А сам думал: «Не надо об этом больше. Слишком для подобного разговора поздно. Сейчас важно другое, а о Боге мы можем поговорить позже».
— Выдумали о Милтоне? — сказал он. — Думали ли вы о том, что я говорил вам сегодня утром?
— Я легла спать, — сказала она. — Мне снился сон. Я ни о чем не думала.
— И что… что же вам снилось? — спросил он с надеждой.
— Приятное. Берег, каким он был много лет назад. Песок. Туман утром. Мой сад, как он выглядел тогда, когда я им занималась.

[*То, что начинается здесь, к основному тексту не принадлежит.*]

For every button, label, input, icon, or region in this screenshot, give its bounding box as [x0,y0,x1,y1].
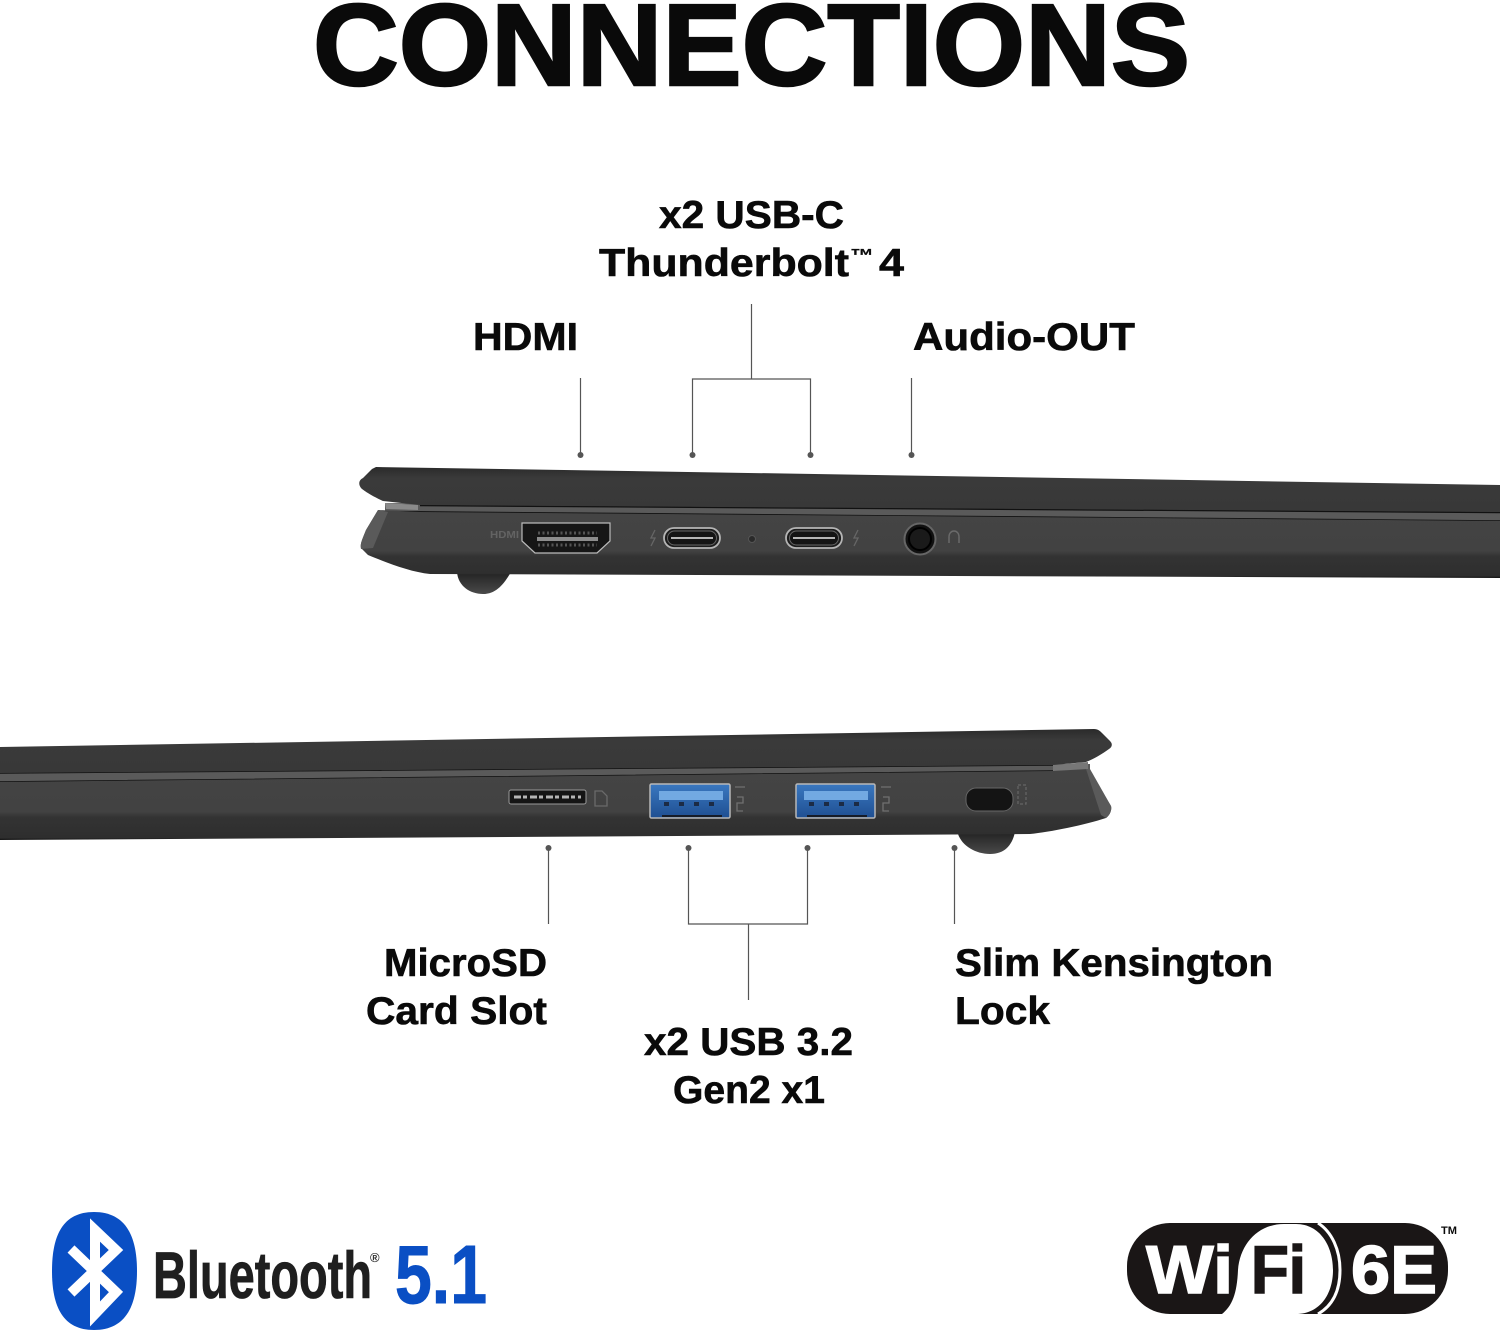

— Милтон нуждается в вас и хочет быть с вами, — сказал Кэри. — Он раскаивается. Он достаточно настрадался.
— Да, я думала об этом. Возможно, это и так.

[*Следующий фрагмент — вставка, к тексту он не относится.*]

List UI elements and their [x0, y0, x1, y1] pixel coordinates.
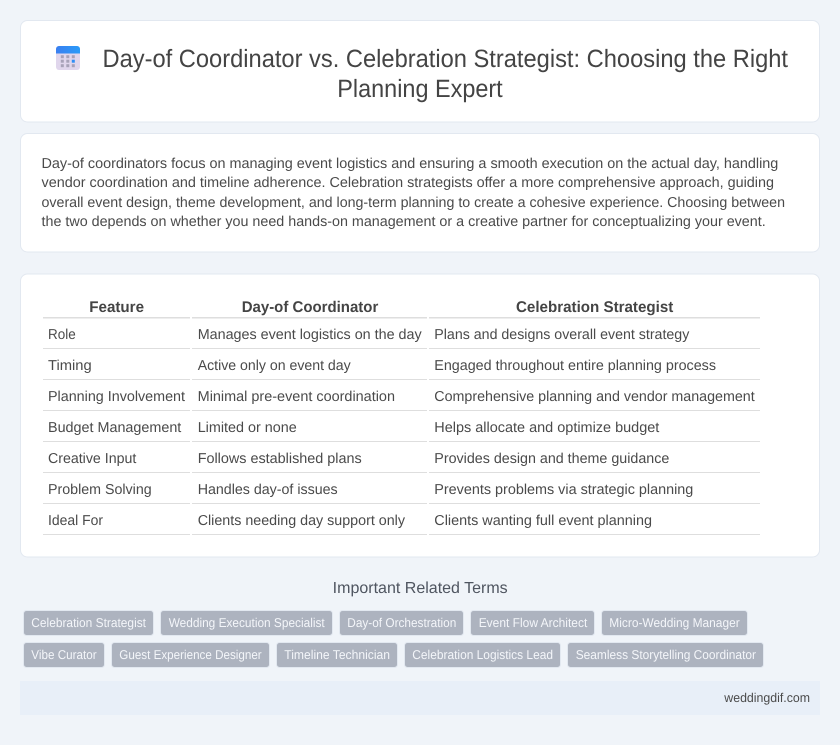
title: [102, 45, 788, 103]
tag: [160, 610, 332, 636]
tag: [470, 610, 594, 636]
table header row: Celebration Strategist: [516, 299, 673, 316]
tag: Seamless Storytelling Coordinator: [576, 647, 757, 662]
row: timing: Timing: [48, 358, 92, 374]
row: timing: [48, 358, 716, 374]
tag: Timeline Technician: [284, 647, 390, 662]
row: timing: Engaged throughout entire planning process: [434, 358, 716, 374]
tag: Celebration Logistics Lead: [412, 647, 553, 662]
tag: [340, 610, 464, 636]
tag: Day-of Orchestration: [347, 615, 456, 630]
tag: [404, 642, 560, 668]
table header row: [89, 299, 673, 316]
heading: important related terms: Important Related Terms: [333, 580, 508, 597]
row: role: [48, 327, 690, 343]
row: problem solving: [48, 482, 693, 498]
row: budget management: Budget Management: [48, 420, 181, 436]
title: Planning Expert: [337, 75, 503, 103]
row: planning involvement: [48, 389, 755, 405]
icon: calendar: [56, 46, 80, 70]
row: role: Plans and designs overall event strategy: [434, 327, 690, 343]
tag: [24, 610, 154, 636]
row: creative input: Creative Input: [48, 451, 136, 467]
row: problem solving: Problem Solving: [48, 482, 152, 498]
row: problem solving: Prevents problems via strategic planning: [434, 482, 693, 498]
tag: Event Flow Architect: [479, 615, 588, 630]
tag: [24, 642, 104, 668]
title: Day-of Coordinator vs. Celebration Strategist: Choosing the Right: [102, 45, 788, 73]
tag: [602, 610, 748, 636]
row: role: Role: [48, 327, 76, 343]
tag: Guest Experience Designer: [119, 647, 262, 662]
row: budget management: Limited or none: [198, 420, 297, 436]
table header row: Day-of Coordinator: [242, 299, 378, 316]
row: ideal for: Ideal For: [48, 513, 103, 529]
panel: comparison table: [20, 274, 820, 557]
row: budget management: Helps allocate and optimize budget: [434, 420, 659, 436]
tags: related terms: [24, 610, 764, 668]
row: ideal for: Clients wanting full event planning: [434, 513, 652, 529]
footer: weddingdif.com: [723, 690, 810, 705]
tag: [276, 642, 398, 668]
row: planning involvement: Planning Involvement: [48, 389, 185, 405]
table header row: Feature: [89, 299, 144, 316]
text block: introduction: Day-of coordinators focus on managing event logistics and ensuring a smooth execution on the actual day, handling: [42, 156, 778, 172]
row: role: Manages event logistics on the day: [198, 327, 422, 343]
row: timing: Active only on event day: [198, 358, 351, 374]
row: creative input: Follows established plans: [198, 451, 362, 467]
row: planning involvement: Comprehensive planning and vendor management: [434, 389, 755, 405]
text block: introduction: the two depends on whether you need hands-on management or a creative partner for conceptualizing your event.: [42, 214, 766, 230]
row: creative input: [48, 451, 669, 467]
row: ideal for: [48, 513, 652, 529]
text block: introduction: vendor coordination and timeline adherence. Celebration strategists offer a more comprehensive approach, guiding: [42, 175, 774, 191]
tag: Vibe Curator: [31, 647, 97, 662]
row: creative input: Provides design and theme guidance: [434, 451, 669, 467]
row: planning involvement: Minimal pre-event coordination: [198, 389, 395, 405]
tag: Celebration Strategist: [31, 615, 146, 630]
text block: introduction: overall event design, theme development, and long-term planning to create a cohesive experience. Choosing between: [42, 195, 785, 211]
row: budget management: [48, 420, 659, 436]
text block: introduction: [42, 156, 785, 230]
tag: Wedding Execution Specialist: [169, 615, 325, 630]
tag: [568, 642, 764, 668]
panel: header: [20, 20, 820, 122]
tag: [112, 642, 270, 668]
tag: Micro-Wedding Manager: [609, 615, 740, 630]
row: ideal for: Clients needing day support only: [198, 513, 406, 529]
row: problem solving: Handles day-of issues: [198, 482, 338, 498]
panel: description: [20, 134, 820, 252]
footer: [20, 681, 820, 715]
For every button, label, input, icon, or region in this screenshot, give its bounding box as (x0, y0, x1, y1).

Сердце Кэри забилось быстрее, словно он вдохнул возбуждающее дуновение надежды.
— Он действительно нуждается в вас, — поспешил сказать Кэри, — действительно. И вы нуждаетесь в нем. Ведь он — все, что у вас есть. Неужели вы этого не понимаете, Элен, дорогая? Неужели не понимаете?
— Да, — тихо произнесла она, — да.
Но это был ответ, произнесенный еле слышно, усталым голосом, по-настоящему ни в чем не убеждавший, и Кэри подумал: «Да, возможно, это правда, что она далеко зашла и ничто теперь ей не поможет. Даже Бог. Значит, она все-таки обезумела?»
И он подумал о безумии и об этой семье, которой удалось — казалось, без особых усилий — разрушить себя, и его охватила такая меланхолия, что у него забунтовал желудок и руки обмякли и задрожали на руле. Он вспомнил этот дикий вечер после похорон Моди, когда Пейтон отсутствовала, а Лофтис, как он полагал, скрывался наверху, Элен сказала ему, что пришел конец всему: «Бога нет, вообще ничего нет, перед вами лишь, — кивком указав наверх, где находился Лофтис, и включив, как понимал Кэри, сюда и Пейтон, — эти выродки чудовищ». Боже, какие она употребляла слова! И тут, в этот момент, он понял, что иначе и быть не могло: она же сошла с ума — трудно сказать насколько, но он понял, внутренне застонав от отчаяния, что она слишком далеко зашла и его советы священника ей ни к чему. А отчаяние возникло у него не только из-за ее трагедии, а из-за себя: ведь он не сумел; все эти годы, что он знал ее, она постепенно стала для него своего рода символом заблудшего человека, ищущего — неважно, что прерывисто, — Христа, и такого человека, которого можно спасти. Но он ее не спас, не научил ее верить, что она сумеет пережить беду; и в тот вечер, когда завывал ветер, была непогода и Элен дрожала от холода в своем доме, а Лофтис, находившийся наверху, был слишком пьян, чтобы затопить печь, ужас и сознание провала охватили Кэри, словно по его спине прошлась мокрая морщинистая рука утопленницы, и он на какое-то время почувствовал себя отступником, обращающимся раздраженно, жестоко к Богу, который так и не объявился: «Почему, Бог?» Тем не менее он пытался что-то сделать даже после того.
А теперь вот это. Кого винить? Сумасшедшая Элен или нет, но она ведет себя гадко. Держась своей особой, неизменной манеры, она не дала Лофтису ни прощения, ни понимания и, главное, — гадко вела себя с Пейтон. Правда, и сам Лофтис оказался не таким уж хорошим, и в конце-то концов кто, кроме самого Господа, мог знать, где начинался и где кончался этот круг, состоявший из таких трагических подозрений и недопониманий? Кто был автором первоначального злодеяния? Пейтон — подумаем о Пейтон. Она выше упрека? Другие дети выросли даже в худших условиях. Возможно, ответ в Пейтон.
Кэри нажал на тормоз. В своей рассеянности он чуть не наехал на тощую цветную женщину, которая катила на велосипеде в одежде для крещения и продолжала бездумно крутить колеса с величайшей радостью на лице.